セッション記号 A (大気水圏科学) » A-HW 水文・陸水・地下水学・水環境

[A-HW17] Near Surface Investigation and Modeling for Groundwater Resources Assessment and Conservation

2024年5月31日(金) 13:45 〜 15:00 301A (幕張メッセ国際会議場)

コンビーナ:Tsai Jui-Pin(National Taiwan University, Taiwan)、谷口 真人(総合地球環境学研究所)、PINGYU CHANG(Department of Earth Sciences, National Central University )、Yu Hwa-Lung(Taiwan Society of Groundwater resources and hydrogeology)、Chairperson:Shih-Jung Wang(National Central University)、Jui-Pin Tsai(National Taiwan University, Taiwan)

14:15 〜 14:30

[AHW17-03] Applying Deep Learning for Unconsolidated Sediment Classification: An Exploratory Study

*Chun-Wei Huang1、Si Ying - Yau2、Sheng-Sheng Huang3 (1.Ming Chi University of Technology, General Education Center、2.National Taiwan University, Department of Geography、3.Ming Chi University of Technology, Department of Electronic Engineering)

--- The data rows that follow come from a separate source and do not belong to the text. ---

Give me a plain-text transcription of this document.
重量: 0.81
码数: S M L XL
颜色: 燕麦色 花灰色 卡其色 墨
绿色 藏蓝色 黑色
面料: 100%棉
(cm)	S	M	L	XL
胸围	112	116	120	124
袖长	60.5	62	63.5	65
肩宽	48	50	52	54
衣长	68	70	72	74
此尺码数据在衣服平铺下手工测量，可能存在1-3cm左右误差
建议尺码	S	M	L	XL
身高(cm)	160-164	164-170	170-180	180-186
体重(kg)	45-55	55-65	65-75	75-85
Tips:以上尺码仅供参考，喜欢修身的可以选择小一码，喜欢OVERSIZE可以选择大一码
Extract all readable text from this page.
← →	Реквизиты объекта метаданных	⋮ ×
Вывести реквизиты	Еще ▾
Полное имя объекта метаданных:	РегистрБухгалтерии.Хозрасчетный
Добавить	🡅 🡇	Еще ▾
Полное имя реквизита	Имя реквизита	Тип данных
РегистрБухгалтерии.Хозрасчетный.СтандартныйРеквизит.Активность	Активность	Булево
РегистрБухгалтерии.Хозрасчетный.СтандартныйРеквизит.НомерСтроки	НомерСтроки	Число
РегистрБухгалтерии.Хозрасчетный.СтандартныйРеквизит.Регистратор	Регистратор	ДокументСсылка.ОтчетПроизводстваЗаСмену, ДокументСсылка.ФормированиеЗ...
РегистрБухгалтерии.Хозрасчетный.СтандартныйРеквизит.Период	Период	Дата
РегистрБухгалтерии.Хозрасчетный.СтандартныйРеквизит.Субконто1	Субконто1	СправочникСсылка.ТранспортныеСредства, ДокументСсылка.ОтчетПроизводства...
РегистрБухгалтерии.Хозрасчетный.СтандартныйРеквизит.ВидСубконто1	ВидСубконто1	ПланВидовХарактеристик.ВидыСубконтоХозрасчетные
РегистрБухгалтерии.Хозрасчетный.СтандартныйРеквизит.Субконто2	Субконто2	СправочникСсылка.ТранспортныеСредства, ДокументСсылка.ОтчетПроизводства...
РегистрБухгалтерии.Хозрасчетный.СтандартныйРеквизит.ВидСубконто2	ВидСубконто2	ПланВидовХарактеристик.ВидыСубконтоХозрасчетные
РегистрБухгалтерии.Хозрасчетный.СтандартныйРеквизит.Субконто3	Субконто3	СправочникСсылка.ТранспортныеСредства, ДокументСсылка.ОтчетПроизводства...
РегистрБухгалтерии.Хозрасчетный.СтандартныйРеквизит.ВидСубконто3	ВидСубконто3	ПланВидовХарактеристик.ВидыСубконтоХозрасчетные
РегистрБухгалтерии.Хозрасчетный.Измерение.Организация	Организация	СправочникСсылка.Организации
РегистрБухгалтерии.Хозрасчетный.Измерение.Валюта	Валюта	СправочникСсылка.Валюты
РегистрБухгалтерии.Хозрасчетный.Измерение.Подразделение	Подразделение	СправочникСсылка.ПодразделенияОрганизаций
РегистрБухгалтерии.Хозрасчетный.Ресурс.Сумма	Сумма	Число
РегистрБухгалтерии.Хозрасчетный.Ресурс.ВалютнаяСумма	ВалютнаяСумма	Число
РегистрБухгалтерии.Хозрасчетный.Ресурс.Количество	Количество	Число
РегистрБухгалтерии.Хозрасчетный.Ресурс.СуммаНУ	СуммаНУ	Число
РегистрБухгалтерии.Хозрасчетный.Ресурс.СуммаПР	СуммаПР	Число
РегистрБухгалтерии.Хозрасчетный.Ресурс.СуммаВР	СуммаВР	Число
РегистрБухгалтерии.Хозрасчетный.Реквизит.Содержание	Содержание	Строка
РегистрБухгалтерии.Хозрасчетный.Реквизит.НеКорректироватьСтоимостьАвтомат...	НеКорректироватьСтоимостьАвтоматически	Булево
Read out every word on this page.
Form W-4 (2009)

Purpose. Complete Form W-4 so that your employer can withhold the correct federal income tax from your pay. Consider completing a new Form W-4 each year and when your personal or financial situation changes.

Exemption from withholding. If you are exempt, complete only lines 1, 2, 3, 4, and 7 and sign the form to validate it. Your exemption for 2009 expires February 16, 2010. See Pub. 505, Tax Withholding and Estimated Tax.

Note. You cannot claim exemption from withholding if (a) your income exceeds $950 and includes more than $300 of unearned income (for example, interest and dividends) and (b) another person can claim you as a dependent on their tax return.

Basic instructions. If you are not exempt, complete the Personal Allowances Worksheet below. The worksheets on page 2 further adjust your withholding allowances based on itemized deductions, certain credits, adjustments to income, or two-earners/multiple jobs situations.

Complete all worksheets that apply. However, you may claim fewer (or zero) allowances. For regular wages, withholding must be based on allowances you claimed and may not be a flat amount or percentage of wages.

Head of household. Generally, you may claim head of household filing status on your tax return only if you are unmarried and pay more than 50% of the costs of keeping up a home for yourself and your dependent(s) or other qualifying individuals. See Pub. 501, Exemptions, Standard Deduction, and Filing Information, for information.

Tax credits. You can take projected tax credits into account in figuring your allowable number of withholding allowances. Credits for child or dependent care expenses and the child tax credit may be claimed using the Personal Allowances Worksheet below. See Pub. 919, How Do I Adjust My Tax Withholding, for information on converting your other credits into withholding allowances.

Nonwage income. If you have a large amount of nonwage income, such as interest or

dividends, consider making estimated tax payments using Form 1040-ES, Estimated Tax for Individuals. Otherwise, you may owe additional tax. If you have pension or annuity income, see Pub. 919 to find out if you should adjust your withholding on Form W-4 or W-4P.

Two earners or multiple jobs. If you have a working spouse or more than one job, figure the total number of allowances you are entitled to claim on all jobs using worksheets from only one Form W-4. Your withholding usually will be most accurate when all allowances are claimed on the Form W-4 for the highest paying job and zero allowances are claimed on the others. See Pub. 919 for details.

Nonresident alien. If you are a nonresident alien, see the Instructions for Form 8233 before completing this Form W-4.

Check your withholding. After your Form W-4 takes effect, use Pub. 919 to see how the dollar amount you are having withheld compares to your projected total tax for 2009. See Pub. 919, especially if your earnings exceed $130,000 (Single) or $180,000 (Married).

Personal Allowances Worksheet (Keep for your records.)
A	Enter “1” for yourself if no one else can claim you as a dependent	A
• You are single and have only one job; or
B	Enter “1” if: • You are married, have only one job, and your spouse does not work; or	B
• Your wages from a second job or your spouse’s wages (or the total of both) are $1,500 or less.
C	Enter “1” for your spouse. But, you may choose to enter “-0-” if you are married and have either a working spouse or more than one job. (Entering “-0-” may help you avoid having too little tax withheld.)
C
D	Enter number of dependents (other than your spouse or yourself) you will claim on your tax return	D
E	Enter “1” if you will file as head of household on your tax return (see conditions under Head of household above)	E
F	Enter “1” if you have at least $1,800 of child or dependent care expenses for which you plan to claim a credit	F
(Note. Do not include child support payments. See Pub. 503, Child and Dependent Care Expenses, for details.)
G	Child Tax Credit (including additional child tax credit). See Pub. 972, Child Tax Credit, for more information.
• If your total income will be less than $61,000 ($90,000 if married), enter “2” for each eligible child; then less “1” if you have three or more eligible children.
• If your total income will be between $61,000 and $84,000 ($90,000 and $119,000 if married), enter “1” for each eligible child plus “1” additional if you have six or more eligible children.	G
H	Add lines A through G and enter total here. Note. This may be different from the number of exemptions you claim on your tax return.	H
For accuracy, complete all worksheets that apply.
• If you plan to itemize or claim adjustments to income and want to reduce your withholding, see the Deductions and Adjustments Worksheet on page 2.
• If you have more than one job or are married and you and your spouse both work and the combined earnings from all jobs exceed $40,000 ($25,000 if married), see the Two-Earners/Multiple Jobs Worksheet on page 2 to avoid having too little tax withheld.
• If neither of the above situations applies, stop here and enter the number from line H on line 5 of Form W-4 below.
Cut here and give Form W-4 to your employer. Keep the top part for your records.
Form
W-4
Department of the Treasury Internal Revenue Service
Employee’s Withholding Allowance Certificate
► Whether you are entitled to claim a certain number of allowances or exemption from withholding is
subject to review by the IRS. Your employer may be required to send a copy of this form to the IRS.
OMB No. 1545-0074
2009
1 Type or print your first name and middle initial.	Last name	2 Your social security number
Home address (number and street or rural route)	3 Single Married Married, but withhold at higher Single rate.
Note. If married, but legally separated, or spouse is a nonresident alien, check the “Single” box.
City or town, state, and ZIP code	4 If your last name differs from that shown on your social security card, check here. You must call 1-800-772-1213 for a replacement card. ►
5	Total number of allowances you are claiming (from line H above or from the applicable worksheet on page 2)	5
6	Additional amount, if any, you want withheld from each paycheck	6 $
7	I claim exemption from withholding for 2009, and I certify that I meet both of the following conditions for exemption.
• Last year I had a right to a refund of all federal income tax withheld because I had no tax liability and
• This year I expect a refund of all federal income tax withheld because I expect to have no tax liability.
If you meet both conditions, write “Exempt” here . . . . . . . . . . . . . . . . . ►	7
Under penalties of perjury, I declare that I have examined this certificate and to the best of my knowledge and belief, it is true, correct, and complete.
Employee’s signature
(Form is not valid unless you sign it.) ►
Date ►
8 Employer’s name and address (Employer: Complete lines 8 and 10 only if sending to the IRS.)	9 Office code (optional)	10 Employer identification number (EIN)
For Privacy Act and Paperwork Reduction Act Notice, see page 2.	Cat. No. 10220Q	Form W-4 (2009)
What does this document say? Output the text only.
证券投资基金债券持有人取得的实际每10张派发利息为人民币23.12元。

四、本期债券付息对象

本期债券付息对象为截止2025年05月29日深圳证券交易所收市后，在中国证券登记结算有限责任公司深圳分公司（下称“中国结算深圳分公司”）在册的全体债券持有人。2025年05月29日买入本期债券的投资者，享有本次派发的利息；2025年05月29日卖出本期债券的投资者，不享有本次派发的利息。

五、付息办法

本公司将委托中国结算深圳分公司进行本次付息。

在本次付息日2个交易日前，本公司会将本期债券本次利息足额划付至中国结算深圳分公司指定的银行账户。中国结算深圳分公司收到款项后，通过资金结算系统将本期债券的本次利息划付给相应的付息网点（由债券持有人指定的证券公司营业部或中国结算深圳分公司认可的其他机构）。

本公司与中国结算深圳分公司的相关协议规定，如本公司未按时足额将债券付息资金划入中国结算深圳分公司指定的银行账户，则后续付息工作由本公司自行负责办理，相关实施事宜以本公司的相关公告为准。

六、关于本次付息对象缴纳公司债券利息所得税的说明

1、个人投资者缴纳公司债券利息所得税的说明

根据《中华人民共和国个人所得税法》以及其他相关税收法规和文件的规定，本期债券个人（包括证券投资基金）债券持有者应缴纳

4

キーワード:Hydrogeology, Groundwater, Artificial Intelligence

Hydrogeological exploration forms the basis for comprehending groundwater distribution. However, manually identifying hydrogeological conditions is both time-consuming and subjective. This study delves into the potential of 1-D Convolutional Neural Networks (1-D CNNs) to capture the geophysical features of unconsolidated sediments. We utilized geo-big data, including Electrical Resistivity (ER), Self-Potential (SP), and Gamma Ray (GR) data in Taiwan. The results demonstrated that our CNN-based model achieved an overall accuracy of 83.14% in identifying gravel, sand, and clay. Nevertheless, the precision and recall in identifying sand need improvement due to limited support in sample size.